If you were to make a list of groups that will never have a fan club, Ontario’s Landlord Tenant Board would likely be one of the first to get jotted down. Investors have long been calling for improvements to the LTB’s methods, particularly the Board’s slow and costly approach to resolving issues with problematic tenants.
Those calls have only grown more strident as the COVID-19 crisis has destabilized the Canadian rental market and put thousands of Canadians behind on their monthly rental obligations, compounding whatever tenant issues landlords were already dealing with.
“Landlords cannot apply to the LTB as they are currently not hearing eviction orders,” says Kayla Andrade, founder and president of Ontario Landlors Watch. “If there was a tenant currently abusing the system and not paying rent prior to all of this, then the shutdown is going to be delaying it even further. Also, if a tenant was trying to fight for safe housing and an urgent repair was required, this too has been stalled. The concern goes both ways.”
There is concern among some investors that statements made by government and banking officials about deferred mortgages and halted evictions are being exploited by tenants to justify rent strikes, even though no official rent-relief policy has been put in place.
“It has also caused tenants to believe that since mortgages are being deferred that they do not have to pay rent, regardless of their circumstances. Some are also expecting rents owing in this case to be waived and not caught up in the future,” Andrade says, adding that a backlog of cases already before the Board prior to the COVID-19 pandemic means “tenants who decide to abuse the current situation could essentially live rent free during the pandemic and possibly many more months thereafter.”
Real estate investors are encouraged to chase predictable, reliable returns. Chaos, like what has been kicked into gear by the coronavirus, is bad for business. That is why Andrade is proposing a government-managed “rent bank” that would make up the difference between what landlords are due every month and what they actually receive.

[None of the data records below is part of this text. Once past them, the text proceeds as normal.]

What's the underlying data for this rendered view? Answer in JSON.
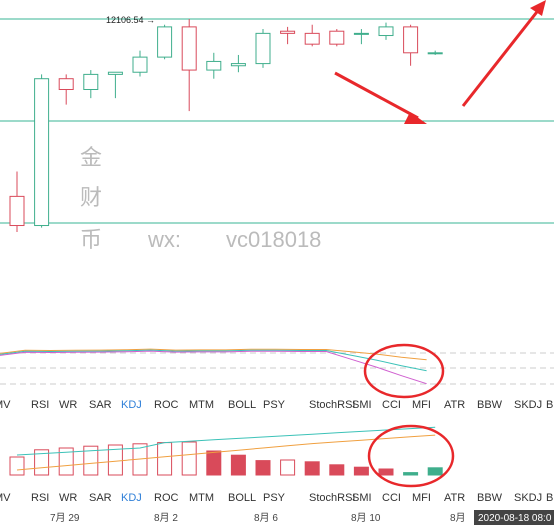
{
  "chart_data": {
    "type": "candlestick",
    "price_annotation": "12106.54 →",
    "candles": [
      {
        "o": 11285,
        "h": 11400,
        "l": 11120,
        "c": 11150
      },
      {
        "o": 11150,
        "h": 11850,
        "l": 11140,
        "c": 11830
      },
      {
        "o": 11830,
        "h": 11850,
        "l": 11710,
        "c": 11780
      },
      {
        "o": 11780,
        "h": 11870,
        "l": 11740,
        "c": 11850
      },
      {
        "o": 11850,
        "h": 11860,
        "l": 11740,
        "c": 11860
      },
      {
        "o": 11860,
        "h": 11960,
        "l": 11840,
        "c": 11930
      },
      {
        "o": 11930,
        "h": 12080,
        "l": 11920,
        "c": 12070
      },
      {
        "o": 12070,
        "h": 12106.54,
        "l": 11680,
        "c": 11870
      },
      {
        "o": 11870,
        "h": 11950,
        "l": 11830,
        "c": 11910
      },
      {
        "o": 11890,
        "h": 11940,
        "l": 11860,
        "c": 11900
      },
      {
        "o": 11900,
        "h": 12060,
        "l": 11880,
        "c": 12040
      },
      {
        "o": 12050,
        "h": 12070,
        "l": 11990,
        "c": 12040
      },
      {
        "o": 12040,
        "h": 12080,
        "l": 11980,
        "c": 11990
      },
      {
        "o": 12050,
        "h": 12060,
        "l": 11980,
        "c": 11990
      },
      {
        "o": 12040,
        "h": 12060,
        "l": 11990,
        "c": 12040
      },
      {
        "o": 12030,
        "h": 12090,
        "l": 12010,
        "c": 12070
      },
      {
        "o": 12070,
        "h": 12080,
        "l": 11890,
        "c": 11950
      },
      {
        "o": 11950,
        "h": 11960,
        "l": 11940,
        "c": 11950
      }
    ],
    "volume": [
      {
        "v": 30,
        "up": false
      },
      {
        "v": 42,
        "up": false
      },
      {
        "v": 45,
        "up": false
      },
      {
        "v": 48,
        "up": false
      },
      {
        "v": 50,
        "up": false
      },
      {
        "v": 52,
        "up": false
      },
      {
        "v": 54,
        "up": false
      },
      {
        "v": 55,
        "up": false
      },
      {
        "v": 40,
        "up": true
      },
      {
        "v": 33,
        "up": true
      },
      {
        "v": 24,
        "up": true
      },
      {
        "v": 25,
        "up": false
      },
      {
        "v": 22,
        "up": true
      },
      {
        "v": 17,
        "up": true
      },
      {
        "v": 13,
        "up": true
      },
      {
        "v": 10,
        "up": true
      },
      {
        "v": 4,
        "up": false
      },
      {
        "v": 12,
        "up": false
      }
    ],
    "x_labels": [
      "7月 29",
      "8月 2",
      "8月 6",
      "8月 10",
      "8月"
    ],
    "cursor_label": "2020-08-18 08:0",
    "indicator_tabs_top": [
      "MV",
      "RSI",
      "WR",
      "SAR",
      "KDJ",
      "ROC",
      "MTM",
      "BOLL",
      "PSY",
      "StochRSI",
      "SMI",
      "CCI",
      "MFI",
      "ATR",
      "BBW",
      "SKDJ",
      "BIA"
    ],
    "indicator_tabs_bottom": [
      "MV",
      "RSI",
      "WR",
      "SAR",
      "KDJ",
      "ROC",
      "MTM",
      "BOLL",
      "PSY",
      "StochRSI",
      "SMI",
      "CCI",
      "MFI",
      "ATR",
      "BBW",
      "SKDJ",
      "BIA"
    ],
    "active_top": "KDJ",
    "active_bottom": "KDJ"
  },
  "watermark": {
    "vertical": [
      "金",
      "财",
      "币"
    ],
    "wx_label": "wx:",
    "wx_id": "vc018018"
  },
  "colors": {
    "up": "#3fae8c",
    "down": "#d94a5a",
    "hline": "#39b596",
    "annot_red": "#e8282b",
    "osc1": "#f0a040",
    "osc2": "#3cc2b8",
    "osc3": "#d060d0",
    "active_tab": "#2f7fd8"
  }
}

“A rent bank will protect important parts of our housing stock, today and for the future,” she says. “It will ensure that housing providers can maintain their rental properties in good repair and provide a safe home for tenants through this difficult time for everyone.” Andrade says the proposed rent bank should remain available post-pandemic, as unpaid rent will remain a problem whether or not there’s a catastrophic backdrop to play out in front of.
Government coffers are going to be drained, strained and pained by the cascading effects of the coronavirus, so additional financial help for people who were experiencing positive cash flow on investment properties may not be priority number one for any level of government. But any improvements to the LTB will be welcome.